Maybe Derek did too good a job of making her feel better when she was sad.


This is her before her senior prom. Again, she looks lovely - at least in my opinion. I'm her momma so my opinion is definitely biased.

Parenting is a big racket. Children are born small for a reason - they're cute and you get attached to them and then for the rest of your life, you see them as this cute little thing that adored you and you adored. What this effectively does is assure that you've grown attached to them by the time they hit their teenage years so you won't kill them.


This is her and the boyfriend. They've been together for 4 years. That's 3 years and 9 months too long.
She was only in trouble once in elementary school. In kindergarten. For kissing a little boy on the cheek. That little boy is standing next to her in this picture. Yep. One and the same. Ughhh!
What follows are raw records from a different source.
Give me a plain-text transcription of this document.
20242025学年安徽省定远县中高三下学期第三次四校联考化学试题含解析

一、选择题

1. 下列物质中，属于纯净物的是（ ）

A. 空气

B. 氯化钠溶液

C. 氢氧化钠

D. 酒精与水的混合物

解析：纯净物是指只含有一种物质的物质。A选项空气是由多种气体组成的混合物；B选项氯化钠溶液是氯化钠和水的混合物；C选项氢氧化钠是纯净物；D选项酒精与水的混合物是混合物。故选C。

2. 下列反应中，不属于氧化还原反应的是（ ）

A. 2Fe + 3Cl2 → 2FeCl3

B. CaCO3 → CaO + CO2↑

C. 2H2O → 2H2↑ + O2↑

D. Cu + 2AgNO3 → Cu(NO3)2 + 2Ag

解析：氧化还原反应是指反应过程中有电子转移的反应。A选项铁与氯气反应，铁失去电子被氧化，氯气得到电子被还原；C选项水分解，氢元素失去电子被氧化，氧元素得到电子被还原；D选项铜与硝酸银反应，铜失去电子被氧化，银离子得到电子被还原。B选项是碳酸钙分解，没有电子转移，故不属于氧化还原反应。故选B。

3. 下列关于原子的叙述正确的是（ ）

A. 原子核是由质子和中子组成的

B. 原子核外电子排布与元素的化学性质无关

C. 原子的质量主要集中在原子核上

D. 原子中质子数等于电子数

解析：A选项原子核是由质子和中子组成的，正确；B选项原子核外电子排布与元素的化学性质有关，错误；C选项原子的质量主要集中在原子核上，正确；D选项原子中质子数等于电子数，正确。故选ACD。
I try not to say too much but it is getting to the point that I can't stay quiet any longer. They just graduated. He is neither working nor going to school and has no intentions of doing either as far as I can see.
He is disrespectful, controlling and not-so-bright and I don't even think he knows what 'ambition' means. He isolates her from her friends and her family and she lets it happen.
I want her to experience life. To go to college. To fall in love several times. To find her person. To get a job and be self-sufficient. To travel. To know that there is a an entire world out there to explore and experience before she even thinks of settling down. To struggle and win. To struggle and lose. To find herself - not just the self that I or anyone else imagines for her - but her true self.
I have no desire for grandchildren in the next 10 years but when she does have children - I certainly don't want them to look like THIS!